Remember you should end up with ~8 gallons of finished Port once you add the F-Packs and Fortify so you will need a 5G and a 3G carboy to bulk age it all for a few months and let it all "marry". Then you can bottle. I bulk aged my La Bodega for a full 12 months before bottling it. 

Fantastic Port and easily the best tasting wine hands down I have ever made. So good I wanted to just bottle it as wine and not make Port out of it.


----------



## Tyroneshoolace (Nov 30, 2012)

Thanks for the reply, 

I was looking to use this barrel for permanent port barrel use where the wine stays in the barrel. When you draw a little off every now and again you top it up with a port or brandy gradually becoming a "house blend" style of port. 

With what you pointed it is looking like I am going to have to put a few reds through to use up some of the oak flavour before I make it the permanent home for the port. 
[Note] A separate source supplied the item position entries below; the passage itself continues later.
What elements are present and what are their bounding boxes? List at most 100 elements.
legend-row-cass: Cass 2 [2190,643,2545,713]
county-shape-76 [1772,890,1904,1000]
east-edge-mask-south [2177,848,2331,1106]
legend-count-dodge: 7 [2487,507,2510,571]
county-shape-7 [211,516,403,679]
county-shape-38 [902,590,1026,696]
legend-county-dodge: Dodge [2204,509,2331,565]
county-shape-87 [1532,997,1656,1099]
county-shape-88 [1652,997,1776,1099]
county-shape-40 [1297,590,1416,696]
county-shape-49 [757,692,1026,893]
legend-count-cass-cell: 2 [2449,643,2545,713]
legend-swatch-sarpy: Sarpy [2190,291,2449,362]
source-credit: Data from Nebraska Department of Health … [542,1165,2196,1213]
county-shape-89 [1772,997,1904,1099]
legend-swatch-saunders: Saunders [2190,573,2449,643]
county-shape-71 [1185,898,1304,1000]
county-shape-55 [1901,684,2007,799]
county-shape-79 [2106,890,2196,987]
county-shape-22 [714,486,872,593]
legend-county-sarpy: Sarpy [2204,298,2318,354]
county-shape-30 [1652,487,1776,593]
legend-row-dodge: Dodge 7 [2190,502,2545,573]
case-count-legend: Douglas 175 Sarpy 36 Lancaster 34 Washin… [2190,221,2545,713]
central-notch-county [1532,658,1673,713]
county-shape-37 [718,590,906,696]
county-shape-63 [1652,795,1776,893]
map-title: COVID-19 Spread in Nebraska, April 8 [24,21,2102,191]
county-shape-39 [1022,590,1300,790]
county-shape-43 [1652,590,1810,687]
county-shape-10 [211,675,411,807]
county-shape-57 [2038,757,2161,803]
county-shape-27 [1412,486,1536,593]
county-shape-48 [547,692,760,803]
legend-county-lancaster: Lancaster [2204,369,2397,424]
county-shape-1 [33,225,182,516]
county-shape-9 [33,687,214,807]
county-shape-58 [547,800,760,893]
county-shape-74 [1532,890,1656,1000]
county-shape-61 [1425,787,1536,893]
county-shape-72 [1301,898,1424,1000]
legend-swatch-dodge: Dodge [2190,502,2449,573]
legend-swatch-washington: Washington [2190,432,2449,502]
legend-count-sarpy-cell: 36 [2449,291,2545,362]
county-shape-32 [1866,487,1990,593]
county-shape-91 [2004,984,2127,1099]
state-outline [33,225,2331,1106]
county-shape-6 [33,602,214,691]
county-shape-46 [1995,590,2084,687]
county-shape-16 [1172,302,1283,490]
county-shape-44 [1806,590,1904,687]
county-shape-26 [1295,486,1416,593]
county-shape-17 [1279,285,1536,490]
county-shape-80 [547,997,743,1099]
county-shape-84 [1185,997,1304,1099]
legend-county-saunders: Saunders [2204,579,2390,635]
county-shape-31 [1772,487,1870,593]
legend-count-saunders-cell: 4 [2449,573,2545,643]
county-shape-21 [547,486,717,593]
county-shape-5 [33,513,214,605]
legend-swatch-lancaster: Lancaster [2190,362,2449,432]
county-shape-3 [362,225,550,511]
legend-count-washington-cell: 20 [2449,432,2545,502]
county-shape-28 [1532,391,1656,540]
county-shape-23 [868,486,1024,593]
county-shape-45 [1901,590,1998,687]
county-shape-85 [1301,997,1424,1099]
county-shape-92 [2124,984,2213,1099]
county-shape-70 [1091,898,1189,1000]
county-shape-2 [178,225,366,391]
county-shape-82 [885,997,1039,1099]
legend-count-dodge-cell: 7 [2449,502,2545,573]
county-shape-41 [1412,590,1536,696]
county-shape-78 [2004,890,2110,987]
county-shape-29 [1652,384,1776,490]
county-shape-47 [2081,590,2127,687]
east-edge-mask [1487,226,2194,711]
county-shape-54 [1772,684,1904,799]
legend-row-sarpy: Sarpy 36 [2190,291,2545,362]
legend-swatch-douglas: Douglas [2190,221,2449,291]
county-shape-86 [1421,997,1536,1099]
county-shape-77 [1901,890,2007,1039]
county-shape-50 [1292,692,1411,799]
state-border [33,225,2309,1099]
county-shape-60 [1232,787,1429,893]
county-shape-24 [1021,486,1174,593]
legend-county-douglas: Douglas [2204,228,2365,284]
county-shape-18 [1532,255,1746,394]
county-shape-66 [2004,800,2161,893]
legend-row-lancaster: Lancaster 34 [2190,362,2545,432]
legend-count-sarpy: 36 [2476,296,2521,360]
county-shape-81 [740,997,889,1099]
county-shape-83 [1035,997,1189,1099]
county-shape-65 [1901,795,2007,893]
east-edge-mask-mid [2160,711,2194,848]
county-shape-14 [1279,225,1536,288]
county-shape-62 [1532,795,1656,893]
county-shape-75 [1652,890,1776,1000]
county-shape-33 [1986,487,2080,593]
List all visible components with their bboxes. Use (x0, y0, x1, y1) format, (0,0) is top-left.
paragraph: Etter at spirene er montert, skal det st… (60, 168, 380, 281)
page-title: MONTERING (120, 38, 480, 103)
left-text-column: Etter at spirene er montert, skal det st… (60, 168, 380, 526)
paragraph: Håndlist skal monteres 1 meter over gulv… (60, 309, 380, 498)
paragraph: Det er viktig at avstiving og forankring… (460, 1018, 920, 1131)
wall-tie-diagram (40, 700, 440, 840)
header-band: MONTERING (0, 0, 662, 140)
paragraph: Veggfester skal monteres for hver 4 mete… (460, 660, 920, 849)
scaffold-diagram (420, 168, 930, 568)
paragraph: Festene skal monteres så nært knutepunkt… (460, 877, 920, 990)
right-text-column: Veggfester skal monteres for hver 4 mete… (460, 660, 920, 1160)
Anyone have a port barrel like this? A member of my club has had one for years and his port is absolutely fantastic. 

Ty


----------



## Pumpkinman (Dec 1, 2012)

I believe this company is located in Mexico, do you know what kind of oak they use?
The pricing is great, I'd check them out to make sure that the wood they use is favorable to wines. I almost ordered oak barrels from an international company until I found that the type of oak used would not impart any oak into the wine.
I am interested in finding out the details, the price is the best I've seen in my searches.


----------



## LoveTheWine (Dec 26, 2012)

I have commented on these barrels several times over the last week as I have the 20L one.
They do come from Mexico, the website claiming they are made from American white oak.
Barrel seemed to be well made and charred to a nice medium which is perfect for wine.

I read somewhere though, not to get the one with black bands as the paint will peel off, but to go with the steel bands.

As I have just started to use this barrel I can't comment on the taste of the wine yet.


----------



## Tyroneshoolace (Dec 26, 2012)

Thanks and please keep me posted on your barrel as I haven't gotten one yet based on the little feedback.


----------